Financial Services

Modernizing a Live Derivatives Trading System at Citi

Citi needed faster pricing models in a live trading environment where downtime or calculation errors could halt trading. We modernized the platform incrementally, delivering real-time accuracy without disrupting active trades.

Services Provided

Web Development, Data Engineering, Application Modernization

Product Type


API-based Web Platform

Technologies Used


Kotlin, React, Typescript

Project Highlights

Traders always access the latest approved pricing models — no stale data risk

Platform now hosts 9 tools used by 6 teams across the organization

Zero disruption to trading operations during rollout

About

Citi's mission is to serve as a trusted partner to their clients by responsibly providing financial services that enable growth and economic progress. In derivatives trading, pricing accuracy is everything — a stale model or calculation error doesn't just cause inconvenience, it can mean significant financial losses or regulatory exposure.


Challenge

Traders faced significant challenges accessing the latest derivative pricing models. The models lived on local machines, requiring manual downloads and Python knowledge to use. This created multiple risks: traders might use outdated model versions, downloads took time during fast-moving markets, and the decentralized approach made it impossible to ensure everyone was using approved models.

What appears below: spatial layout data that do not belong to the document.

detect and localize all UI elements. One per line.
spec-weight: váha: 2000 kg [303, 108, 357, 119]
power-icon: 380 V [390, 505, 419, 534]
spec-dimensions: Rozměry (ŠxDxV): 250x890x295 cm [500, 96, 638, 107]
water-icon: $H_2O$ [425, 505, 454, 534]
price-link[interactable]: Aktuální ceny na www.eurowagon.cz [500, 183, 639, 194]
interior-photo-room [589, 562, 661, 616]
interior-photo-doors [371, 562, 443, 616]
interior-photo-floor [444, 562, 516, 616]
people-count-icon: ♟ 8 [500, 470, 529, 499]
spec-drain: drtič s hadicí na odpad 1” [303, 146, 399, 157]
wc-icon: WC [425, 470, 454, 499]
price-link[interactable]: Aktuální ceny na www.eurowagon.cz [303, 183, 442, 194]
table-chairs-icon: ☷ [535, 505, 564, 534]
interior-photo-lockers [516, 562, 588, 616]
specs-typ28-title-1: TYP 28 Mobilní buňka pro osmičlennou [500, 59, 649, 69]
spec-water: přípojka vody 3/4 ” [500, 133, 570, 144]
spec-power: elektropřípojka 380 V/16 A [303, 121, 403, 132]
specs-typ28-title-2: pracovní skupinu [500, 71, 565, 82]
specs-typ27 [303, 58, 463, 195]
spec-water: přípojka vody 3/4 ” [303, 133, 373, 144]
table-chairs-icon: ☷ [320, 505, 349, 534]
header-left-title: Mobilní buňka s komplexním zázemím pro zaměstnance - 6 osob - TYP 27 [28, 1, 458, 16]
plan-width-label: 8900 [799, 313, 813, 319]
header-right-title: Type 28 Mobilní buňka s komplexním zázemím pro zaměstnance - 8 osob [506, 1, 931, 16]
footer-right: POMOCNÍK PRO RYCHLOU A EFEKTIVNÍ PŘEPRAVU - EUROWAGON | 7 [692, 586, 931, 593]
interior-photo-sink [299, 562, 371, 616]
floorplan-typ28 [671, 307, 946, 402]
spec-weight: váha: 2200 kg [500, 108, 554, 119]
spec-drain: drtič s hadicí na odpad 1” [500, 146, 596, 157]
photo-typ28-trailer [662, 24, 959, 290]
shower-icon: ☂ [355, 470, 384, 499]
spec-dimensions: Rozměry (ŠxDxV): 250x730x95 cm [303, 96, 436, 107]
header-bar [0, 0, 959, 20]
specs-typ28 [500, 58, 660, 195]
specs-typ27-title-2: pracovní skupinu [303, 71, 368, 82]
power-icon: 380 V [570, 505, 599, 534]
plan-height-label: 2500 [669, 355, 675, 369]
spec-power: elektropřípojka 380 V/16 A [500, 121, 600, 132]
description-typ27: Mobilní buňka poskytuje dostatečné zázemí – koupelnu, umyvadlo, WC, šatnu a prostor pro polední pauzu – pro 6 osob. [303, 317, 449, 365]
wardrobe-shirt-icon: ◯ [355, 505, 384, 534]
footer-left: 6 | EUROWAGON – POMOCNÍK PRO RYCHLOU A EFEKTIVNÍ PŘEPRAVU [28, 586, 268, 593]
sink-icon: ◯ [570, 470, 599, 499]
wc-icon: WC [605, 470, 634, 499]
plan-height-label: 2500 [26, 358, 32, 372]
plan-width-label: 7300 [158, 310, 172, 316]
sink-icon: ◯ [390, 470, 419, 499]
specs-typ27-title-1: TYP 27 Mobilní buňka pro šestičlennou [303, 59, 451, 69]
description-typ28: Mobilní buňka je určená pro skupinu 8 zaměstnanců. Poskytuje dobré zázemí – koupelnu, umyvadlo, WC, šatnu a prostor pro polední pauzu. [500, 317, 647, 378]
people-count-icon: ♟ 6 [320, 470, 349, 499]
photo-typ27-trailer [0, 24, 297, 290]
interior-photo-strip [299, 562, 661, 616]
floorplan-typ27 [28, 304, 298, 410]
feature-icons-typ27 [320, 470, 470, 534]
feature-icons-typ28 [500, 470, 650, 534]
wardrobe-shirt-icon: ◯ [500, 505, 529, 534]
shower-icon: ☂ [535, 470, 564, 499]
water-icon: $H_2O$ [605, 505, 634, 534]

The real danger wasn't just speed — it was consistency and accuracy. In derivatives, using a stale pricing model or an unapproved version could mean mispriced trades, regulatory findings, or losses that compound quickly.



Solution

Def Method built a centralized web platform that hosts the latest Quant libraries and integrates vol-swap and collateral-based pricing support. The platform is API-based, so traders access models through the web without downloading anything to their machines.

This architecture solves the consistency problem: every trader automatically gets the latest approved version. No stale data, no version conflicts, no need for Python knowledge. The team designed for minimal disruption, rolling out incrementally so trading workflows were never interrupted.


Results

The platform eliminated the stale-model risk entirely — traders now always access the latest approved pricing models instantly. No more downloads, no more version mismatches, no more Python requirement.

What started as an experiment by a small engineering team has grown into a platform hosting 9 different tools used by 6 teams across the organization. The platform is now fully supported with a team of 10 engineers working to incorporate additional tools and models.

Most importantly: zero disruption to trading operations during the entire rollout. Traders got faster, safer access without any interruption to their workflows.